I recently tried to contact the farm from which I buy my super-green, delicious celery, to ask what variety they are growing and if they bank their plants, but I haven’t heard back yet. I suspect their celery is not banked, otherwise it wouldn’t be so green. Have our palates changed since the 19th Century when celery was considered too bitter and had to be made pale and sweet in order to be tolerable? We certainly eat more “bitter greens” like arugula, endive and broccoli rabe, than we did say, 20 years ago. If you think celery is boring, I urge you to find some of the strong dark green stuff and try it out. Below is a fairly simple braised celery recipe from Italian food maven, Marcella Hazen. It reminds me of concentrated bites of cream of celery soup, but with pancetta and Parmesan cheese — far from boring.

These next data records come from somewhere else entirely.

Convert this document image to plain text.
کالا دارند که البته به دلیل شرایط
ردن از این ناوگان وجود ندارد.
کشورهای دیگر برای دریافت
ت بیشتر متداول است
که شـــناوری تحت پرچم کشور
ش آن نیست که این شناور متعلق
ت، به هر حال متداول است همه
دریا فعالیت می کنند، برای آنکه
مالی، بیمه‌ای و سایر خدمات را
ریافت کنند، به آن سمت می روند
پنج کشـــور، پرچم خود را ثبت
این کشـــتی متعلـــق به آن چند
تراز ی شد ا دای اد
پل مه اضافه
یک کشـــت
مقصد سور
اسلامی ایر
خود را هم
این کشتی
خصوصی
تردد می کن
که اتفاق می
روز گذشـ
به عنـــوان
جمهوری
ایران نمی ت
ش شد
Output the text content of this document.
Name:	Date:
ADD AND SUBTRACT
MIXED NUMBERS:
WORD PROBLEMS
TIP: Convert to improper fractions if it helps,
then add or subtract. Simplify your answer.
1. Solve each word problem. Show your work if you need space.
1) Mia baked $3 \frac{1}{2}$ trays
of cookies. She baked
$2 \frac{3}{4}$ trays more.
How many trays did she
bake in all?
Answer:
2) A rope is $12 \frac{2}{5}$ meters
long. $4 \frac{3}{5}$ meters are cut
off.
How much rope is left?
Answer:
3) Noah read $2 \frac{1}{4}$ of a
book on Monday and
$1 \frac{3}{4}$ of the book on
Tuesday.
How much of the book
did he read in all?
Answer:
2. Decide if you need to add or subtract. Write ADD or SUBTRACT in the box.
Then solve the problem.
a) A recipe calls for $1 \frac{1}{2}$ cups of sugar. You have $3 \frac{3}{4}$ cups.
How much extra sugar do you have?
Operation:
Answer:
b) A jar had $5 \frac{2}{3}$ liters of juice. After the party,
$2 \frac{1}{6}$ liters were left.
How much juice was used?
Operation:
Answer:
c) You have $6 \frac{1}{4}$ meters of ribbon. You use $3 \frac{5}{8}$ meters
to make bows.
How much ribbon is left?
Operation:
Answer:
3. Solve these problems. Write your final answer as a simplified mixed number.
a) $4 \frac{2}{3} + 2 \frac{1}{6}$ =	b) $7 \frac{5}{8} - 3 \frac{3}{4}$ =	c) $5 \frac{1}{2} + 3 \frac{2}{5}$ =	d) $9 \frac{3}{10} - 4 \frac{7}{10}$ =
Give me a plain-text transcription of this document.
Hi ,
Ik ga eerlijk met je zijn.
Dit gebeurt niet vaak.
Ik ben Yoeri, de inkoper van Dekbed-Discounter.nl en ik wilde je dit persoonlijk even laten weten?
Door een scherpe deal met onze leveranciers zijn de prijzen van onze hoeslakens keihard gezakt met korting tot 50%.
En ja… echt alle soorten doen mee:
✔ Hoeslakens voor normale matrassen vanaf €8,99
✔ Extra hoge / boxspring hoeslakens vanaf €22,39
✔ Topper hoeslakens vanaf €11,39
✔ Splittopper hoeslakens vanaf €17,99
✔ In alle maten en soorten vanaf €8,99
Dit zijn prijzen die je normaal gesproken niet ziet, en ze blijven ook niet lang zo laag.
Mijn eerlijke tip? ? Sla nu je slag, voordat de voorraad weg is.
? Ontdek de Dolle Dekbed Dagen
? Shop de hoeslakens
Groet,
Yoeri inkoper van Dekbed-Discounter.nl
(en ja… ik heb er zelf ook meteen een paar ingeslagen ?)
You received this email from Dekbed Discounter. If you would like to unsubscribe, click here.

Braised and Grantinéed Celery Stalks with Parmesan Cheese
Adapted from Marcella Hazen
2 bunches fresh celery (use the good dark green stuff)
1 small onion, finely chopped
2 tablespoons butter
¼ cup chopped pancetta or prosciutto
Freshly ground black pepper
2 cups homemade chicken stock or low sodium store bought stock
1 cup grated Parmesan cheese
Preheat your oven to 400 F.
Separate the stalks from the base of the celery and cut off the leafy tops. If you like, save the leaves and use them as you would parsley.
If you find the celery too stringy, use a vegetable peeler to peel the outside layer. Cut the stalks into pieces about 3 inches long.
In a saucepan bring 2-3 quarts of water to a boil, add the celery and allow the water to return to a boil, after one minute of boiling, remove the celery and set it aside to drain.
In a large skillet or saute pan, saute the onion in the butter until it becomes translucent, add the chopped pancetta or prosciutto. Cook for about 1 minute. Add the celery, a good pinch of salt, and a few grinds of black pepper. Cook for about 5 minutes, stirring occasionally.
Add the chicken broth, and bring to a slow simmer. Cover the pan and simmer until the celery begins to become tender but is still a little firm when pierced, about 15 to 20 minutes. Uncover the pan, turn the heat up, bringing the liquid to a boil. Cook in this manner until all of the liquid has evaporated.
Use tongs to gently move the celery to a baking dish, then spoon the onion and meat mixture over the top of the celery. Finally, sprinkle on the grated Parmesan. Bake it in the upper part of your oven until the cheese melts and turns a little brown and crusty. Remove from the oven, let stand for 3-5 minutes and then serve.